Now Oscar’s core customer base — individuals seeking insurance outside of their employer or the government — is in jeopardy. If Congress repeals the Affordable Care Act, no one can foresee the fate of individual insurance plans. Unsurprisingly, Oscar executives reject talk that the company will go under if Obamacare is repealed.
Nevertheless, if a repeal happens, Jared Kushner will be at the center of the administration backing the ACA’s demise. (Another awkward relationship: Peter Thiel, a Silicon Valley billionaire and avid Trump supporter, has invested in Oscar.)
Could brotherly love alter the course of federal health care policy? Multiple reports claim the brothers are very close.
“Jared and Josh have a very special relationship defined by tremendous love, admiration and mutual respect,” Ivanka Trump, Jared’s wife, recently told the Times.
But unlike Jared, who inherited and expanded a family business led by his father and grandfather, Josh has clearly sought to forge a different path.

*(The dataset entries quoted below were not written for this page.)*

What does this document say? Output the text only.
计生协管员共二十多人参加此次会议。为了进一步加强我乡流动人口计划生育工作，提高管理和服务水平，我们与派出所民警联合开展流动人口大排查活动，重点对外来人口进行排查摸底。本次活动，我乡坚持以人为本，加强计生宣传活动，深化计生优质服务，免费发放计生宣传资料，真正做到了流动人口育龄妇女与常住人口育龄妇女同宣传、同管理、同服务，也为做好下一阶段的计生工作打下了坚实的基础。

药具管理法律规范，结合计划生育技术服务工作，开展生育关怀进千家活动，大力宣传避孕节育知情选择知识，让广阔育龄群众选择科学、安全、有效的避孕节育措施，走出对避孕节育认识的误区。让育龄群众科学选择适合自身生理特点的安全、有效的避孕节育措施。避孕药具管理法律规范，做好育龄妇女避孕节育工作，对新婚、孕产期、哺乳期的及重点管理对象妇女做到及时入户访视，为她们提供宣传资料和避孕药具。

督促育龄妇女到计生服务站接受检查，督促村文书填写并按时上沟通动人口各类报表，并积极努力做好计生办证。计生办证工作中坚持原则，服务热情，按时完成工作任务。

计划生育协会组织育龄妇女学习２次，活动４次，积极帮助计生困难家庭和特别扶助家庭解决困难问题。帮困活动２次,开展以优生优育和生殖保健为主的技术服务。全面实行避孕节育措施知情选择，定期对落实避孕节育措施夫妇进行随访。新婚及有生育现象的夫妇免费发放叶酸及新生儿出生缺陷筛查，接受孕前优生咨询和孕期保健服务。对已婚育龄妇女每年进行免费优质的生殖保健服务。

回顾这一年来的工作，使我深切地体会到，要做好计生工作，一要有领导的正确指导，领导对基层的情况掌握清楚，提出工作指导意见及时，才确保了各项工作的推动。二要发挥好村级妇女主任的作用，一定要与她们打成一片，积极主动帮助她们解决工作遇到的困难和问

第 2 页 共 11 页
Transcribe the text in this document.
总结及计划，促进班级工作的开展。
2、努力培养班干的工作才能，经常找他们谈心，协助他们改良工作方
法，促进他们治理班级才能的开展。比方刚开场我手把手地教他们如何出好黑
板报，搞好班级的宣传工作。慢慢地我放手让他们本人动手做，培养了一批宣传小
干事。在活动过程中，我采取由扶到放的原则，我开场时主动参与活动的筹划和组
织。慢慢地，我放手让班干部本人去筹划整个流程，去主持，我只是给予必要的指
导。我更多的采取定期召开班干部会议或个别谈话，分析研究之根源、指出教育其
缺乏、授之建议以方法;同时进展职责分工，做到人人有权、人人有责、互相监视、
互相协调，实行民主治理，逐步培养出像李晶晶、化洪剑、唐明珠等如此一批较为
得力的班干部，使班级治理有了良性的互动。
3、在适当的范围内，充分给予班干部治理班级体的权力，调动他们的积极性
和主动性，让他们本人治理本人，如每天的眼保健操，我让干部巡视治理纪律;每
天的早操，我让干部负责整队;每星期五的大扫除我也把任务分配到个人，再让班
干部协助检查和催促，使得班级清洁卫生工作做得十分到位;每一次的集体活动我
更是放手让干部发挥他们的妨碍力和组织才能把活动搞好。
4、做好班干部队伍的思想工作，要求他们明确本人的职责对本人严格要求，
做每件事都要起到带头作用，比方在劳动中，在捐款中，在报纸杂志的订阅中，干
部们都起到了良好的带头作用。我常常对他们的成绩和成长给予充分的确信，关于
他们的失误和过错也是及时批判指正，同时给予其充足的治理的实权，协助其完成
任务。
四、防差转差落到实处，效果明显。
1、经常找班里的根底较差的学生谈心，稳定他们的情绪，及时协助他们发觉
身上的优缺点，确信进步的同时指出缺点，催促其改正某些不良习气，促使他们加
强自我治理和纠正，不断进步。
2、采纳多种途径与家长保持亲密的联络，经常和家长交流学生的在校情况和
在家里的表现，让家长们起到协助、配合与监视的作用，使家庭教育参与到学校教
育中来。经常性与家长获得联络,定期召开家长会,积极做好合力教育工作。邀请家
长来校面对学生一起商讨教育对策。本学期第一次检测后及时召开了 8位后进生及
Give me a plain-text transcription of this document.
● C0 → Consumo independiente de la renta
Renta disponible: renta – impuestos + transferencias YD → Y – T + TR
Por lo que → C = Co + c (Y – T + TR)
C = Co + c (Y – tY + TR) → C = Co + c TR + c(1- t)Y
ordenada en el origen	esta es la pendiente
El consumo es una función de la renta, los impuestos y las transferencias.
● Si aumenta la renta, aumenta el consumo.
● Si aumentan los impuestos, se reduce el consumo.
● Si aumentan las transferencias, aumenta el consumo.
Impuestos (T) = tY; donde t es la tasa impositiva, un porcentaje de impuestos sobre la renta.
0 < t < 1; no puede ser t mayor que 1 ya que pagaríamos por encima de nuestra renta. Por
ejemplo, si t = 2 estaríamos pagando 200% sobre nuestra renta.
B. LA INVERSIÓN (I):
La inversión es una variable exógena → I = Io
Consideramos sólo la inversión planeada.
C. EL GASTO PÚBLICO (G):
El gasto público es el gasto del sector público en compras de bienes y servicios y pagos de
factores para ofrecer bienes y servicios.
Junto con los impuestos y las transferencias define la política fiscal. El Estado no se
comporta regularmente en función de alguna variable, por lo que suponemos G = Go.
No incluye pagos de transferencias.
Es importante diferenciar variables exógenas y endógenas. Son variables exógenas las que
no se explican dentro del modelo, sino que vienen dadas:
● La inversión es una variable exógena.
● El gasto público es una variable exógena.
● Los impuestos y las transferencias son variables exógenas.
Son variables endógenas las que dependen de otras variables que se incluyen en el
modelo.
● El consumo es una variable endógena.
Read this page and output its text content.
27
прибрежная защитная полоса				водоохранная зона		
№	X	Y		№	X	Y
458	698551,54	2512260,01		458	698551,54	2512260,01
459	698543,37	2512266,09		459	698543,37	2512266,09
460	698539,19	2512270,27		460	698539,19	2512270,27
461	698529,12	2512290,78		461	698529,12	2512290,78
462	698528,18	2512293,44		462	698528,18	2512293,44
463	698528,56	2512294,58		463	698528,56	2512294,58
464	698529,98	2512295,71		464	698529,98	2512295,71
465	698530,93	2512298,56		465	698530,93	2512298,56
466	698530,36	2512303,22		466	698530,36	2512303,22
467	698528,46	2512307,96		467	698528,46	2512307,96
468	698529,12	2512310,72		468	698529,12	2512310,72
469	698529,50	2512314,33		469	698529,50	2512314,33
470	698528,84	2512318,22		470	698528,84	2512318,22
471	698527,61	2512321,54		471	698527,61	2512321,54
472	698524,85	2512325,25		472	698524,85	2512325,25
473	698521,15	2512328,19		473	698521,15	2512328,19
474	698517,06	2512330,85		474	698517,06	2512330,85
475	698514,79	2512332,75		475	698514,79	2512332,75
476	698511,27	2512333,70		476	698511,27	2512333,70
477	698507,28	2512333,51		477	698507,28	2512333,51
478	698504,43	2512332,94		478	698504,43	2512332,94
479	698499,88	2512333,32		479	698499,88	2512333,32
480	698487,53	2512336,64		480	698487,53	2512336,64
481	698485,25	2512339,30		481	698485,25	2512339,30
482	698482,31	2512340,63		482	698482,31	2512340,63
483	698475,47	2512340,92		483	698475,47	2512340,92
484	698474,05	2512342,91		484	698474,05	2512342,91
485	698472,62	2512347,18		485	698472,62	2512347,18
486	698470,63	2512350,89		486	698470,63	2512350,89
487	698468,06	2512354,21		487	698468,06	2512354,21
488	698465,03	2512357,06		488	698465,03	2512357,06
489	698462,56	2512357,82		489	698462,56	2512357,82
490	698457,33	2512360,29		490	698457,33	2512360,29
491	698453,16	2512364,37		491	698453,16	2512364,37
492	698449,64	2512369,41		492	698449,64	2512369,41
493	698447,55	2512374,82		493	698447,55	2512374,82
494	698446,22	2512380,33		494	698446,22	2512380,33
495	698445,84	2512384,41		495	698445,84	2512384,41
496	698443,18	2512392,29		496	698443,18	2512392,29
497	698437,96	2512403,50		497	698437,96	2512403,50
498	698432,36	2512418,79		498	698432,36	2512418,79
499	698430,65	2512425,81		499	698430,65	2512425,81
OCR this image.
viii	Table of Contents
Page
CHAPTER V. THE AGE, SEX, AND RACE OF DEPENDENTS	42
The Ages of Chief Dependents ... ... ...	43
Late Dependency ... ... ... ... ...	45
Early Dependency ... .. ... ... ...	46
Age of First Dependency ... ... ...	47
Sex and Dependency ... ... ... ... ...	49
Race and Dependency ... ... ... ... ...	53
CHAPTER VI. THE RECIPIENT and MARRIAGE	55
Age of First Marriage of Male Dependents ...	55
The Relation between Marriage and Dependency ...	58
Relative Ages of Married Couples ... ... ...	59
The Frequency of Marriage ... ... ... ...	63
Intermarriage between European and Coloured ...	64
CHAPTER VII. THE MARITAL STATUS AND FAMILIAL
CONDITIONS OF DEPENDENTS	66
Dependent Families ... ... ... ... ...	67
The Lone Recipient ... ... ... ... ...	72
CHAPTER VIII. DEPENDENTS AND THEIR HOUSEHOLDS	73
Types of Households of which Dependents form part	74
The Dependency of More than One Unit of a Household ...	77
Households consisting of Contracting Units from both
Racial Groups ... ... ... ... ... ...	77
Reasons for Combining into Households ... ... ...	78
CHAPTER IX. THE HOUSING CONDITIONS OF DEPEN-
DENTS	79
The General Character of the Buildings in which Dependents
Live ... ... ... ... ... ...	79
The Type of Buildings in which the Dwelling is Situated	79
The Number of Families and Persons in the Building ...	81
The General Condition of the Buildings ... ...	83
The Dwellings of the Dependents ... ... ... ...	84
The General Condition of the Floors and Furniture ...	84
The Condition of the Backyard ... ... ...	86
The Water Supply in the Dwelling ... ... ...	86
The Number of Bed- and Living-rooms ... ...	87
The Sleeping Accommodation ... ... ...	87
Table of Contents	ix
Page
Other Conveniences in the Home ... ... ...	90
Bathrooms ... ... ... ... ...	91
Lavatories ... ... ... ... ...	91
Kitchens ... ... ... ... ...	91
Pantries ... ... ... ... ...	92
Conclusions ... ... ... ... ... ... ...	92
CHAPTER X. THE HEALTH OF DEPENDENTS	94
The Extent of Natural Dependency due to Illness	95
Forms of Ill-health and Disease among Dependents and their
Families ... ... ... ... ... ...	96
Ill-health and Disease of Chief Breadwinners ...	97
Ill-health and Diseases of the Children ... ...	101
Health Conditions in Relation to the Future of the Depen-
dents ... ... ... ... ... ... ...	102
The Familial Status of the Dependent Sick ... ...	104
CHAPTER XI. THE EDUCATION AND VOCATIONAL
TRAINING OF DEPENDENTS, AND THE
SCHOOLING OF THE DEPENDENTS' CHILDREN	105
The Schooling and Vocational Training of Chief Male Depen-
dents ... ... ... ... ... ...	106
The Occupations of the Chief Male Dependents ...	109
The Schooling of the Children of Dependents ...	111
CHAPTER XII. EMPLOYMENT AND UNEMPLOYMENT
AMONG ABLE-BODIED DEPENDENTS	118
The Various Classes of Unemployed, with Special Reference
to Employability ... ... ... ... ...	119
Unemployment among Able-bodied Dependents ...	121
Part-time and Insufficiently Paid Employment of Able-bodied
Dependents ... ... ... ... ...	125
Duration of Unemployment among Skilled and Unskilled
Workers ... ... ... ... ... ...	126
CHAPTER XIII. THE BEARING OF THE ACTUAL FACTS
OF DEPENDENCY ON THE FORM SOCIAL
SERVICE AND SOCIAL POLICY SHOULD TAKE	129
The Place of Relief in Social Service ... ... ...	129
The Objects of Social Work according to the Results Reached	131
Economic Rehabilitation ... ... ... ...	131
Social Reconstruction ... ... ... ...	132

Esquire reported that Josh used to attend the weekly Kushner Companies meetings even though he wasn’t involved in the real estate business, but that he hasn’t regularly shown up for years. In turn, Jared has stopped making frequent visits to the Thrive Capital offices.
“I think there was a little source of tension with other partners at Thrive who felt like, you know, Jared swooning in and swooning out was not very constructive,” a source told Esquire.
So who knows — perhaps Josh’s appearance at the Women’s March means more than we think.